I emailed Faran days later to ask for more. "I think our first real-life style icons were our camp counselors. They were more mysterious than our babysitters," she explained. "How were they so good at talking to boys? When did they start sipping coffee from thermoses like grown ups? And how did they somehow emerge from two-minute cold showers looking like Venus with stringier hair? I would pretend I was cold to wear their giant tie-dye sweatshirts and sweaters. They smelled like sunscreen and kiwi lotion from The Body Shop and I felt so cool wearing them to sing-alongs and sailing lessons. If only I’d known they would be sold for $750 at Barneys, I would have stolen them for good."
She's spot on.
Camp counselors were older, cooler, and, after 10 summers in some pine-shrouded hermitage with little else to do than neck with the cafeteria boy, capable of rendering the perfect spiral tie-dye. If that was a skill I possessed, I'd have zero need to go shopping again. But since I don't see myself DIY-ing anytime soon, I take solace in Shui's collection as well as those seen in Collina Strada and CDLM's collections.

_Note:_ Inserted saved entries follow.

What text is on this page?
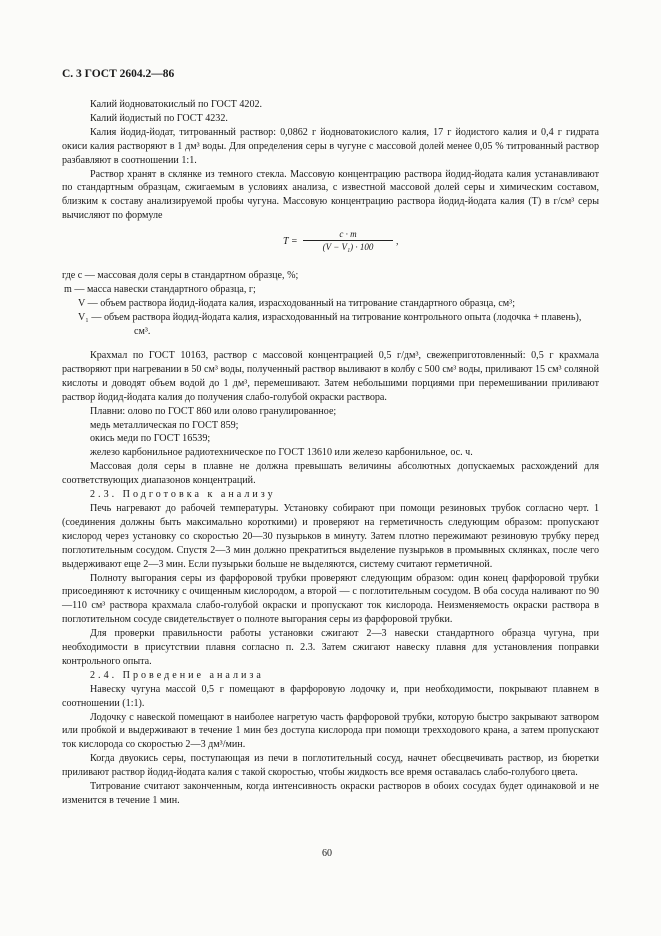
С. 3 ГОСТ 2604.2—86

Калий йодноватокислый по ГОСТ 4202.

Калий йодистый по ГОСТ 4232.

Калия йодид-йодат, титрованный раствор: 0,0862 г йодноватокислого калия, 17 г йодистого калия и 0,4 г гидрата окиси калия растворяют в 1 дм³ воды. Для определения серы в чугуне с массовой долей менее 0,05 % титрованный раствор разбавляют в соотношении 1:1.

Раствор хранят в склянке из темного стекла. Массовую концентрацию раствора йодид-йодата калия устанавливают по стандартным образцам, сжигаемым в условиях анализа, с известной массовой долей серы и химическим составом, близким к составу анализируемой пробы чугуна. Массовую концентрацию раствора йодид-йодата калия (T) в г/см³ серы вычисляют по формуле

T =
c · m
(V − V₁) · 100	,
где c — массовая доля серы в стандартном образце, %;
m — масса навески стандартного образца, г;
V — объем раствора йодид-йодата калия, израсходованный на титрование стандартного образца, см³;
V₁ — объем раствора йодид-йодата калия, израсходованный на титрование контрольного опыта (лодочка + плавень), см³.

Крахмал по ГОСТ 10163, раствор с массовой концентрацией 0,5 г/дм³, свежеприготовленный: 0,5 г крахмала растворяют при нагревании в 50 см³ воды, полученный раствор выливают в колбу с 500 см³ воды, приливают 15 см³ соляной кислоты и доводят объем водой до 1 дм³, перемешивают. Затем небольшими порциями при перемешивании приливают раствор йодид-йодата калия до получения слабо-голубой окраски раствора.

Плавни: олово по ГОСТ 860 или олово гранулированное;

медь металлическая по ГОСТ 859;

окись меди по ГОСТ 16539;

железо карбонильное радиотехническое по ГОСТ 13610 или железо карбонильное, ос. ч.

Массовая доля серы в плавне не должна превышать величины абсолютных допускаемых расхождений для соответствующих диапазонов концентраций.

2.3. Подготовка к анализу

Печь нагревают до рабочей температуры. Установку собирают при помощи резиновых трубок согласно черт. 1 (соединения должны быть максимально короткими) и проверяют на герметичность следующим образом: пропускают кислород через установку со скоростью 20—30 пузырьков в минуту. Затем плотно пережимают резиновую трубку перед поглотительным сосудом. Спустя 2—3 мин должно прекратиться выделение пузырьков в промывных склянках, после чего выдерживают еще 2—3 мин. Если пузырьки больше не выделяются, систему считают герметичной.

Полноту выгорания серы из фарфоровой трубки проверяют следующим образом: один конец фарфоровой трубки присоединяют к источнику с очищенным кислородом, а второй — с поглотительным сосудом. В оба сосуда наливают по 90—110 см³ раствора крахмала слабо-голубой окраски и пропускают ток кислорода. Неизменяемость окраски раствора в поглотительном сосуде свидетельствует о полноте выгорания серы из фарфоровой трубки.

Для проверки правильности работы установки сжигают 2—3 навески стандартного образца чугуна, при необходимости в присутствии плавня согласно п. 2.3. Затем сжигают навеску плавня для установления поправки контрольного опыта.

2.4. Проведение анализа

Навеску чугуна массой 0,5 г помещают в фарфоровую лодочку и, при необходимости, покрывают плавнем в соотношении (1:1).

Лодочку с навеской помещают в наиболее нагретую часть фарфоровой трубки, которую быстро закрывают затвором или пробкой и выдерживают в течение 1 мин без доступа кислорода при помощи трехходового крана, а затем пропускают ток кислорода со скоростью 2—3 дм³/мин.

Когда двуокись серы, поступающая из печи в поглотительный сосуд, начнет обесцвечивать раствор, из бюретки приливают раствор йодид-йодата калия с такой скоростью, чтобы жидкость все время оставалась слабо-голубого цвета.

Титрование считают законченным, когда интенсивность окраски растворов в обоих сосудах будет одинаковой и не изменится в течение 1 мин.

60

The first thing I saw at Kim Shui's banger-filled Fall/Winter presentation was a wacky riot of culture and pattern clashing. The cast—which included cool kid and model dujour, Richie Shazam, in a Chinese-inspired mini dress and twisted tights—stomped to the musical stylings of R&B goddess, Toni Braxton. You know that meme: "She's ghetto but has a runway quality about her"? Shui's show was just that, and as such existed in striking contrast to most of the tie-dye offerings on display this week. There was no pretense, no holistic message—this tie-dye was about giving it all, arguably giving the most, and I'm here for that.

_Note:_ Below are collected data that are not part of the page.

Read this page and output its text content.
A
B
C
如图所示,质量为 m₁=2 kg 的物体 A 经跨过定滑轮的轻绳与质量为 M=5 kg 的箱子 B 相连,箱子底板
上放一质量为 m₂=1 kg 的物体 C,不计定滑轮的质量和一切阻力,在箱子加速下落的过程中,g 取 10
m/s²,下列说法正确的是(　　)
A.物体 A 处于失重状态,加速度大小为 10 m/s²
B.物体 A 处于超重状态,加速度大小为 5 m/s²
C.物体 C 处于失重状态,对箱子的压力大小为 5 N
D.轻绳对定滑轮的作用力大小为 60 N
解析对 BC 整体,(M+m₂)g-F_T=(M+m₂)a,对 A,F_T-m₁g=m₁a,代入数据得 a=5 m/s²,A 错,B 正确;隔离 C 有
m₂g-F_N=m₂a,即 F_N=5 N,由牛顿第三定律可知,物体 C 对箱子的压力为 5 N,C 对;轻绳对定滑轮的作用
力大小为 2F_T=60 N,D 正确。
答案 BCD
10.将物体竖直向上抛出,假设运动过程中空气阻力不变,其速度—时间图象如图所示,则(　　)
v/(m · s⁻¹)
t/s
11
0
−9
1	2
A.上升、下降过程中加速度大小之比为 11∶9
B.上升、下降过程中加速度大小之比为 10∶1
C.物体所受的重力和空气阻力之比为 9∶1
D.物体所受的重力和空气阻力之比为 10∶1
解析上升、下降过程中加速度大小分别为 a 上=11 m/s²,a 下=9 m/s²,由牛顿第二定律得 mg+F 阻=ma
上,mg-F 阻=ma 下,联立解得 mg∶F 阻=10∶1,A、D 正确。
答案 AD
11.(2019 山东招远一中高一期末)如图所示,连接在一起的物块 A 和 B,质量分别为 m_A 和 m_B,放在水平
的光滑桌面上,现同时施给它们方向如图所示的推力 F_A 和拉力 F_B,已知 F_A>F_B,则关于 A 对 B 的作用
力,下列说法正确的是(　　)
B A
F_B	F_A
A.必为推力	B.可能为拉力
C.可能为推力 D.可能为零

Collina Strada presented a reflection on waste and consumerism, showing models in their signature tie-dyed slouchy and snug knits. The models were seen eating from glass tupperware, drinking from reusable metal bottles, and picking up plastic waste as they made their way down the runway. I like to call this "category: classic" tie-dye—the kind that communicates a connection to our earth. It's spiritual and psychedelic and worn with purpose.
At the show, climate change warrior Xiuhtezcatl Martinez delivered an address in lieu of music, challenging the industry to protect the planet by using sustainable practices. Twin influencers Molly and Reese Bluestein sat front row at the show wearing certifiably gigantic hoodies marbled with murky browns and greens proving that crunchy hippies, Dead Heads, and yummy mummies aren't the only ones who can ride the rainbow wave with a chunky heel.
Lastly, in their second showing, CDLM joined Creatures of the Wind for a joint presentation featuring the only dress I care to wear for the foreseeable future: an upcycled, oversize T-shirt Frankensteined together with a simple black slip dress. There really is nothing more to say: just let that marinate.